Analysis: As security researchers prepare to discuss how they were able to subvert the WPA wireless security standard, eWEEK Labs outlines what this means to wireless administrators.
At the PacSec conference in Tokyo
the week of Nov. 10, researchers Erik Tews and Martin Beck will outline the
attack they created to subvert WPA wireless security protections.

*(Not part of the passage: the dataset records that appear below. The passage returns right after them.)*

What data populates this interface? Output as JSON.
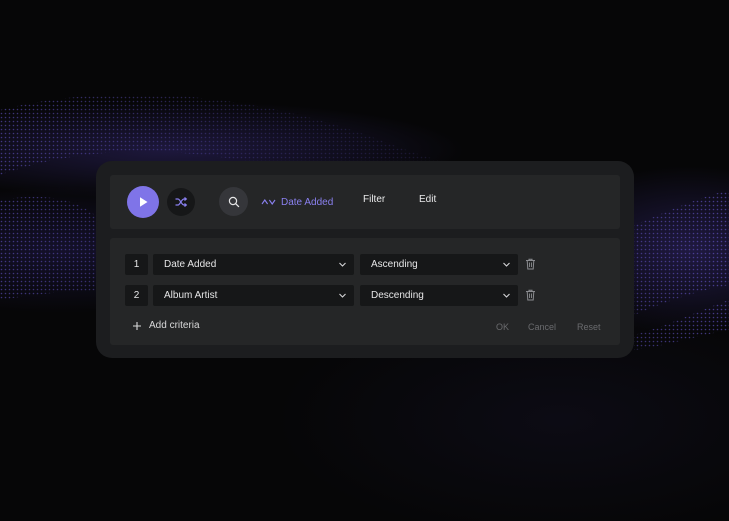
{
  "colors": {
    "accent": "#7f74e8",
    "accent_text": "#8a80ef",
    "panel": "#1c1d1f",
    "surface": "#252627",
    "field": "#161718",
    "muted": "#6a6b6e"
  },
  "toolbar": {
    "play_icon": "play-icon",
    "shuffle_icon": "shuffle-icon",
    "search_icon": "search-icon",
    "sort_direction_icon": "sort-direction-icon",
    "sort_label": "Date Added",
    "filter_label": "Filter",
    "edit_label": "Edit"
  },
  "criteria": {
    "rows": [
      {
        "index": "1",
        "field": "Date Added",
        "order": "Ascending"
      },
      {
        "index": "2",
        "field": "Album Artist",
        "order": "Descending"
      }
    ],
    "add_label": "Add criteria",
    "ok_label": "OK",
    "cancel_label": "Cancel",
    "reset_label": "Reset"
  }
}
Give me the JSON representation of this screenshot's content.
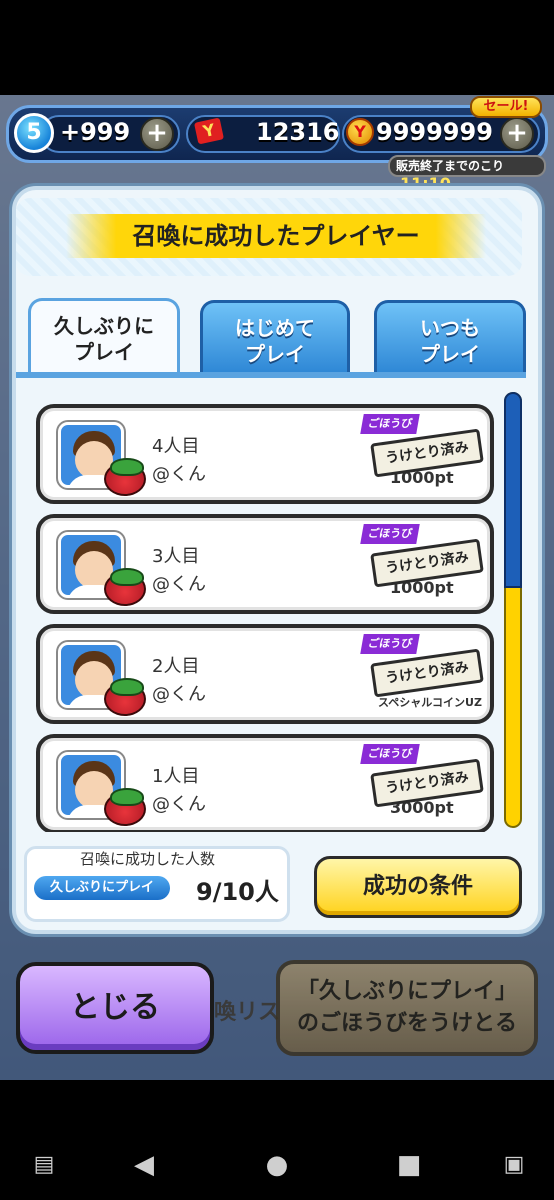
{
  "hud": {
    "stamina_level": "5",
    "stamina_value": "+999",
    "ticket_count": "12316",
    "coin_count": "9999999",
    "plus_label": "+",
    "sale_badge": "セール!",
    "sale_timer_label": "販売終了までのこり",
    "sale_timer_value": "11:10"
  },
  "dialog": {
    "title": "召喚に成功したプレイヤー",
    "tabs": [
      {
        "label": "久しぶりに\nプレイ",
        "active": true
      },
      {
        "label": "はじめて\nプレイ",
        "active": false
      },
      {
        "label": "いつも\nプレイ",
        "active": false
      }
    ],
    "rows": [
      {
        "count": "4人目",
        "name": "@くん",
        "reward": "1000pt",
        "reward_label": "ごほうび",
        "status": "うけとり済み"
      },
      {
        "count": "3人目",
        "name": "@くん",
        "reward": "1000pt",
        "reward_label": "ごほうび",
        "status": "うけとり済み"
      },
      {
        "count": "2人目",
        "name": "@くん",
        "reward": "スペシャルコインUZ",
        "reward_label": "ごほうび",
        "status": "うけとり済み"
      },
      {
        "count": "1人目",
        "name": "@くん",
        "reward": "3000pt",
        "reward_label": "ごほうび",
        "status": "うけとり済み"
      }
    ],
    "success_count_label": "召喚に成功した人数",
    "success_count_tag": "久しぶりにプレイ",
    "success_count_value": "9/10人",
    "condition_button": "成功の条件"
  },
  "bottom": {
    "close_button": "とじる",
    "behind_text": "喚リス",
    "claim_button": "「久しぶりにプレイ」\nのごほうびをうけとる"
  },
  "colors": {
    "accent_yellow": "#ffd21a",
    "accent_blue": "#2f88d6",
    "close_purple": "#9a63ea"
  }
}
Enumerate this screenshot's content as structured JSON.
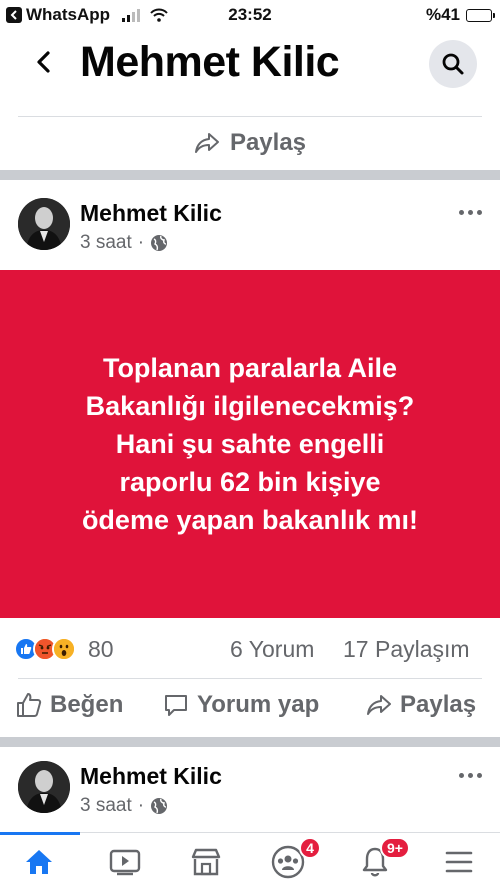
{
  "status_bar": {
    "back_app": "WhatsApp",
    "time": "23:52",
    "battery": "%41",
    "battery_level": 0.41
  },
  "header": {
    "title": "Mehmet Kilic",
    "back_icon": "chevron-left-icon",
    "search_icon": "search-icon"
  },
  "prev_post": {
    "share_label": "Paylaş"
  },
  "post": {
    "author": "Mehmet Kilic",
    "time": "3 saat",
    "separator": "·",
    "privacy_icon": "globe-icon",
    "image_text": [
      "Toplanan paralarla Aile",
      "Bakanlığı ilgilenecekmiş?",
      "Hani şu sahte engelli",
      "raporlu 62 bin kişiye",
      "ödeme yapan bakanlık mı!"
    ],
    "image_bg": "#e0133a",
    "reaction_icons": [
      "like-reaction-icon",
      "angry-reaction-icon",
      "wow-reaction-icon"
    ],
    "reaction_count": "80",
    "comments": "6 Yorum",
    "shares": "17 Paylaşım",
    "actions": {
      "like": "Beğen",
      "comment": "Yorum yap",
      "share": "Paylaş"
    }
  },
  "next_post": {
    "author": "Mehmet Kilic",
    "time": "3 saat",
    "separator": "·"
  },
  "nav": {
    "items": [
      "home-icon",
      "video-icon",
      "marketplace-icon",
      "groups-icon",
      "notifications-icon",
      "menu-icon"
    ],
    "groups_badge": "4",
    "notifications_badge": "9+",
    "accent": "#1877f2"
  }
}
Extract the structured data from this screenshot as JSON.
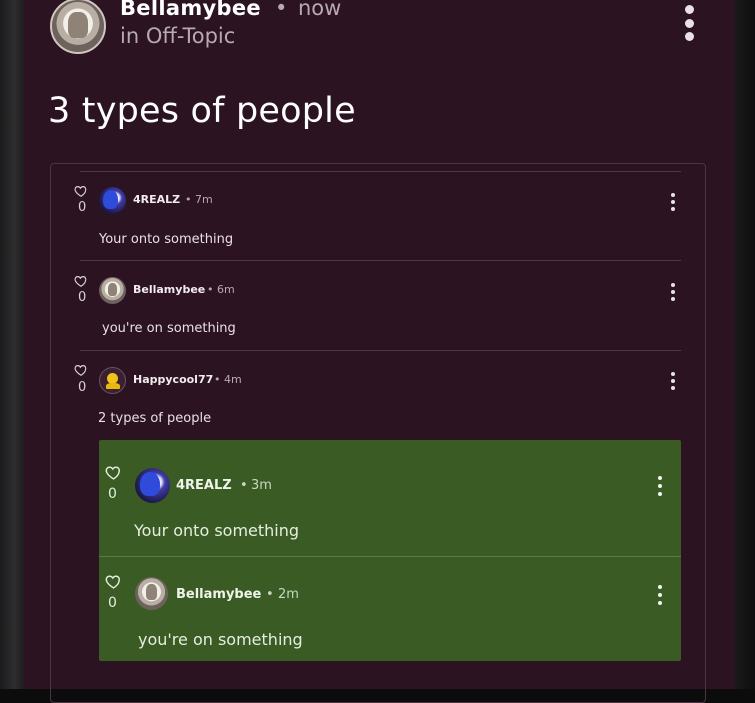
{
  "post": {
    "author": "Bellamybee",
    "separator": "•",
    "time": "now",
    "community": "in Off-Topic",
    "title": "3 types of people"
  },
  "comments": [
    {
      "author": "4REALZ",
      "separator": "•",
      "time": "7m",
      "likes": "0",
      "text": "Your onto something",
      "avatar": "anime-avatar"
    },
    {
      "author": "Bellamybee",
      "separator": "•",
      "time": "6m",
      "likes": "0",
      "text": "you're on something",
      "avatar": "cat-avatar"
    },
    {
      "author": "Happycool77",
      "separator": "•",
      "time": "4m",
      "likes": "0",
      "text": "2 types of people",
      "avatar": "smiley-avatar"
    }
  ],
  "highlighted": [
    {
      "author": "4REALZ",
      "separator": "•",
      "time": "3m",
      "likes": "0",
      "text": "Your onto something",
      "avatar": "anime-avatar"
    },
    {
      "author": "Bellamybee",
      "separator": "•",
      "time": "2m",
      "likes": "0",
      "text": "you're on something",
      "avatar": "cat-avatar"
    }
  ],
  "icons": {
    "like": "heart-icon",
    "menu": "more-vertical-icon"
  },
  "colors": {
    "panel": "#2b1322",
    "highlight": "#3a5c24",
    "text": "#ffffff",
    "muted": "#b7a9b2"
  }
}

Although the attack is limited in scope at this time-as it only affects TKIP
(Temporal Key Integrity Protocol)-protected networks and can only be used to
inject traffic but not to steal data-there is sure to be significant confusion
about the effects of the attack.
In this article, I have outlined five points about the attack and its
consequences that are crucial for wireless administrators to understand-about
how it works, what its limits are, and what can be done to protect wireless
networks and the data they carry from attackers.
First of all
, the attack by Tews and Beck only works against networks
protected with TKIP. TKIP, originally called WEP2, was an interim standard
adopted to allow wireless users to have an upgrade from the broken WEP (Wired
Equivalent Privacy) protocol that lets them protect their wireless data without
requiring an investment in new hardware. TKIP took the basics of WEP (and
therefore uses the same RC4 stream cipher), enforced a longer encryption key, added
per-packet keys, boosted the Initialization Vector used to generate keys from
24-bit to 48-bit in length, and added a new Integrity Check checksum (called
It is Michael that is at the root of the new attack. The attack, which
leverages a modified chop-chop attack that allows the decryption of individual
packets without cracking the Pairwise Master key (the shared secret between
clients and the network used for encryption), goes after the Pairwise Transient
Key protecting the session in order to interpret very small packets (like an
ARP) of just a few bytes of unknown data.
The attacker must probe cautiously because Michael will shut down a device
for 60 seconds and rekey if it sees two Michael errors within a minute.
However, because there is little to guess in these small packets, the attacker
only needs to spend a few minutes (12 to 15 minutes, from what I understand)
probing Michael until it stops returning errors. At that point, the attacker
can then go to work with the chop-chop attack to get past the integrity check
built into the original WEP (that TKIP still uses).
AES-protected networks, on the other
hand, are immune to this attack, as AES uses
an entirely different keying method called CCMP
(Counter Mode with Cipher Block Chaining Message Authentication Code Protocol).